È tempo che il presidente della Repubblica italiana abbia un nuovo volto. A chi spetterà l’arduo compito, a chi saranno aperte le soglie del palazzo. A rincorrersi l’un l’altra, molte voci. Un solo grande dubbio: quale sarà il destino del Paese ora che si presenta la possibilità della sfiducia a Draghi o di un repentino cambio di posizioni anche nella presidenza del consiglio?

Non vi sono dubbi.
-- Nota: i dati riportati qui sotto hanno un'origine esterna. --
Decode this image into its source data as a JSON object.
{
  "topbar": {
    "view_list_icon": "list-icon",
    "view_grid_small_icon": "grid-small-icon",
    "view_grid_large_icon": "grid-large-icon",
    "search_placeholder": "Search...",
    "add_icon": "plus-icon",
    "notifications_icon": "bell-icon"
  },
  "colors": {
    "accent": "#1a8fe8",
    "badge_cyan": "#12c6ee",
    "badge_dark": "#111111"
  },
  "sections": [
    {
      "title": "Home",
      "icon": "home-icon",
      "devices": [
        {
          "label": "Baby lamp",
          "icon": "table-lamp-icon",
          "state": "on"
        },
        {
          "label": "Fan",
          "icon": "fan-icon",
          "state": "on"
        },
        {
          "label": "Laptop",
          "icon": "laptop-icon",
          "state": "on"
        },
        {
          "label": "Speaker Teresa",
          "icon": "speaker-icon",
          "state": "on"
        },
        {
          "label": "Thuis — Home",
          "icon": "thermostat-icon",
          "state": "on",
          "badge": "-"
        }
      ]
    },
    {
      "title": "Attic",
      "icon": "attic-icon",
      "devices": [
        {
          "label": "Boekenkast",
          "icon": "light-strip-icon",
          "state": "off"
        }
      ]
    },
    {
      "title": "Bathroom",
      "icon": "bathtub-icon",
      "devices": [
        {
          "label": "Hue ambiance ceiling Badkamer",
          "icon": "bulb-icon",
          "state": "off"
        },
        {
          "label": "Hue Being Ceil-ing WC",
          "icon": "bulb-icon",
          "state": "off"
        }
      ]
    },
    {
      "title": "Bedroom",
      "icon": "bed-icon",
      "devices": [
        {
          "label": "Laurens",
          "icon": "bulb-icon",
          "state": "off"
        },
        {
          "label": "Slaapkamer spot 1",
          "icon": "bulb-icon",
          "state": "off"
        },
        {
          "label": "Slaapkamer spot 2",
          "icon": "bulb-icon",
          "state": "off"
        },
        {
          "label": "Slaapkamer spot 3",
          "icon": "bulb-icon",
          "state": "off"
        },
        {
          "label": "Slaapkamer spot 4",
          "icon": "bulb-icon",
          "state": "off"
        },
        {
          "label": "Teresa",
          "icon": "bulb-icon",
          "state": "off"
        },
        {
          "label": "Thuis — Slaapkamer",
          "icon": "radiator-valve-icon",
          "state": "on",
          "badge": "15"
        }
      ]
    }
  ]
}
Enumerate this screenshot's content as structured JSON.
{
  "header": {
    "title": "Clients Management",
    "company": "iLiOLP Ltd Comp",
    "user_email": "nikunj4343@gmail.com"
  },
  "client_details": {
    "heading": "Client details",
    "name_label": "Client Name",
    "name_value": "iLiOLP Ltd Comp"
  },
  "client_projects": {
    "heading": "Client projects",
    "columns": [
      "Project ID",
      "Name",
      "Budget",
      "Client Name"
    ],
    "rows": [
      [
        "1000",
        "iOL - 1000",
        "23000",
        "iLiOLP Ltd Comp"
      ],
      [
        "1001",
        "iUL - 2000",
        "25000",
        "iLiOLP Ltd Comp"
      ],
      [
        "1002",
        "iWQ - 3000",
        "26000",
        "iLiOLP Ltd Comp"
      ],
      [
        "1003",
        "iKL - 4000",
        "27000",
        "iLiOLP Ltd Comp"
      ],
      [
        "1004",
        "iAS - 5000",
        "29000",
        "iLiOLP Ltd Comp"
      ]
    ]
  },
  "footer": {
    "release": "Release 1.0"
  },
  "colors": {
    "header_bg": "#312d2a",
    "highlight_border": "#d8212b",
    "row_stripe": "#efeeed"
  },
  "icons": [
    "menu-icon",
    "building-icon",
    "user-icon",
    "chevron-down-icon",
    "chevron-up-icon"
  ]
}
Mattarella, pur avendo iniziato il proprio percorso come Presidente della Repubblica in maniera non esente da polemiche, ha svolto un lavoro egregio. È stato stoico paladino di un’Italia che, spesse volte, pareva non avere più uno straccio di direzione, non un cenno di volontà politica. Eppure il Presidente della Repubblica è sempre stato al suo posto, risoluto e deciso. Calmo e riflessivo, a difendere l’immagine dell’Italia in un’Europa che pareva ormai essersi, irrimediabilmente, allontana dal bel Paese. A tutelare la credibilità italiana, a donarle, perlomeno, una statura presente e plausibile, qualcuno vi era.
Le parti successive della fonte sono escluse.